Federconsumatori: preoccupazione sul fronte prezzi

Federconsumatori sottolinea la “preoccupazione sul fronte dei prezzi” destata dalle parole del presidente dell’Istat. L’allarme riguarda soprattutto le famiglie meno abbienti, per cui l’impatto di un’inflazione elevata sta riportando conseguenze drammatiche.

Gli aggravi già stimati dall’Osservatorio Federconsumatori sono di 2355 euro l’anno a famiglia.
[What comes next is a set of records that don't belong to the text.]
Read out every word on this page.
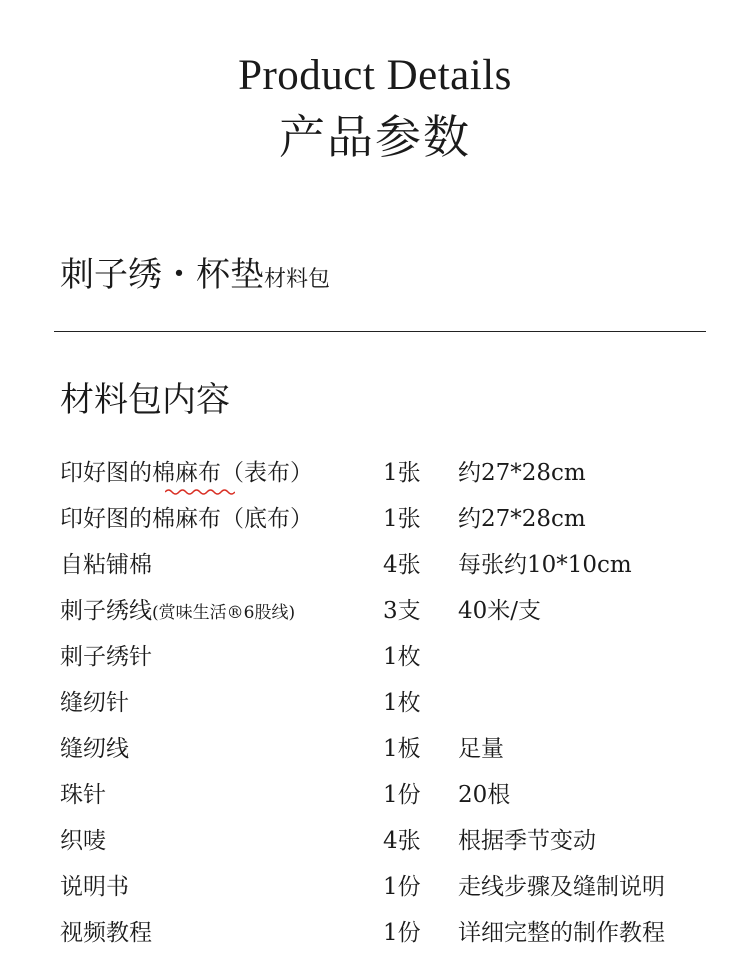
Product Details
产品参数
刺子绣・杯垫材料包
材料包内容
印好图的棉麻布（表布）	1张 约27*28cm
印好图的棉麻布（底布）	1张 约27*28cm
自粘铺棉	4张 每张约10*10cm
刺子绣线(赏味生活®6股线)	3支 40米/支
刺子绣针	1枚
缝纫针	1枚
缝纫线	1板 足量
珠针	1份 20根
织唛	4张 根据季节变动
说明书	1份 走线步骤及缝制说明
视频教程	1份 详细完整的制作教程
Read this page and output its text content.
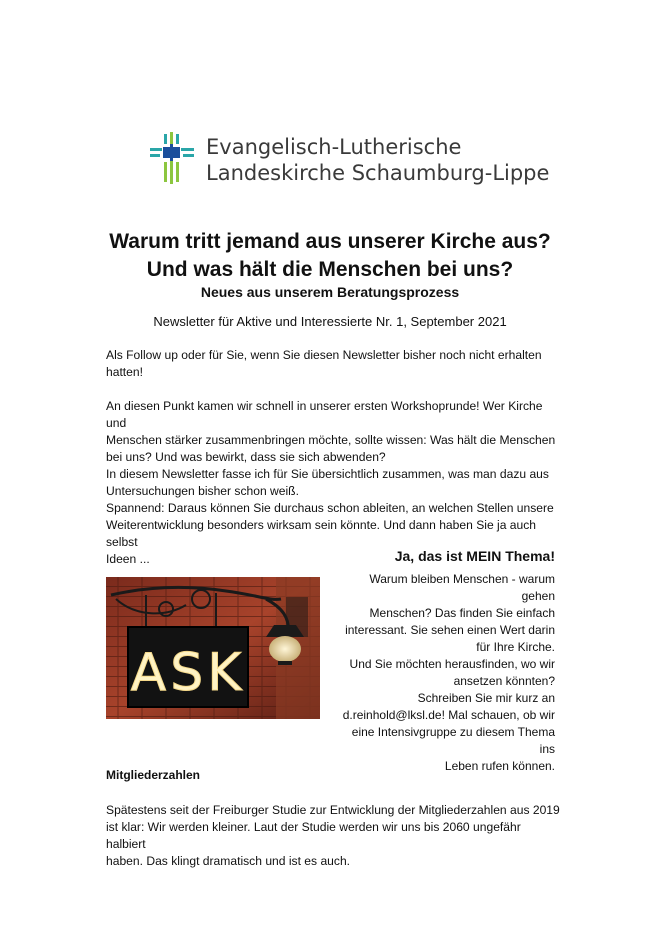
Evangelisch-Lutherische
Landeskirche Schaumburg-Lippe
Warum tritt jemand aus unserer Kirche aus?
Und was hält die Menschen bei uns?
Neues aus unserem Beratungsprozess
Newsletter für Aktive und Interessierte Nr. 1, September 2021
Als Follow up oder für Sie, wenn Sie diesen Newsletter bisher noch nicht erhalten
hatten!
An diesen Punkt kamen wir schnell in unserer ersten Workshoprunde! Wer Kirche und
Menschen stärker zusammenbringen möchte, sollte wissen: Was hält die Menschen
bei uns? Und was bewirkt, dass sie sich abwenden?
In diesem Newsletter fasse ich für Sie übersichtlich zusammen, was man dazu aus
Untersuchungen bisher schon weiß.
Spannend: Daraus können Sie durchaus schon ableiten, an welchen Stellen unsere
Weiterentwicklung besonders wirksam sein könnte. Und dann haben Sie ja auch selbst
Ideen ...	Ja, das ist MEIN Thema!
Warum bleiben Menschen - warum gehen
Menschen? Das finden Sie einfach
interessant. Sie sehen einen Wert darin
für Ihre Kirche.
Und Sie möchten herausfinden, wo wir
ansetzen könnten?
Schreiben Sie mir kurz an
d.reinhold@lksl.de! Mal schauen, ob wir
eine Intensivgruppe zu diesem Thema ins
Leben rufen können.
ASK
Mitgliederzahlen
Spätestens seit der Freiburger Studie zur Entwicklung der Mitgliederzahlen aus 2019
ist klar: Wir werden kleiner. Laut der Studie werden wir uns bis 2060 ungefähr halbiert
haben. Das klingt dramatisch und ist es auch.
Davanti ad aumenti così forti, l’associazione considera «ancora poco incisivo il taglio di 0,25 centesimi di euro al litro fino al 30 aprile, che determinerà in termini diretti un risparmio di circa 25 euro ad automobilista».

«Appare poco lungimirante e rientra ancora nell’ottica dell’adozione di misure spot la scelta di limitare ad appena un mese l’applicazione di tale sconto, quando invece gli automobilisti stanno facendo i conti con gli aumenti dei prezzi da almeno ottobre 2021, data in cui abbiamo inviato la prima segnalazione in merito all’Antitrust», dice Michele Carrus, presidente di Federconsumatori.

Per Federconsumatori «è necessario mettere in atto maggiori sforzi per contrastare le speculazioni a cui stiamo assistendo: in tal senso è necessario convocare un tavolo sull’andamento dei prezzi con le Associazioni dei Consumatori, che da tempo denunciano abusi e dinamiche speculative e rivendicano misure strutturali e di ampio respiro per contrastarli». Bene il rafforzamento di competenze e poteri di Mister Prezzi, mentre sarebbe anche utile, aggiunge l’associazione, l’attivazione presso le prefetture di comitati di monitoraggio sui prezzi, per monitorarne l’andamento e contrastare fenomeni speculativi lavorando in sinergia con Mr Prezzi.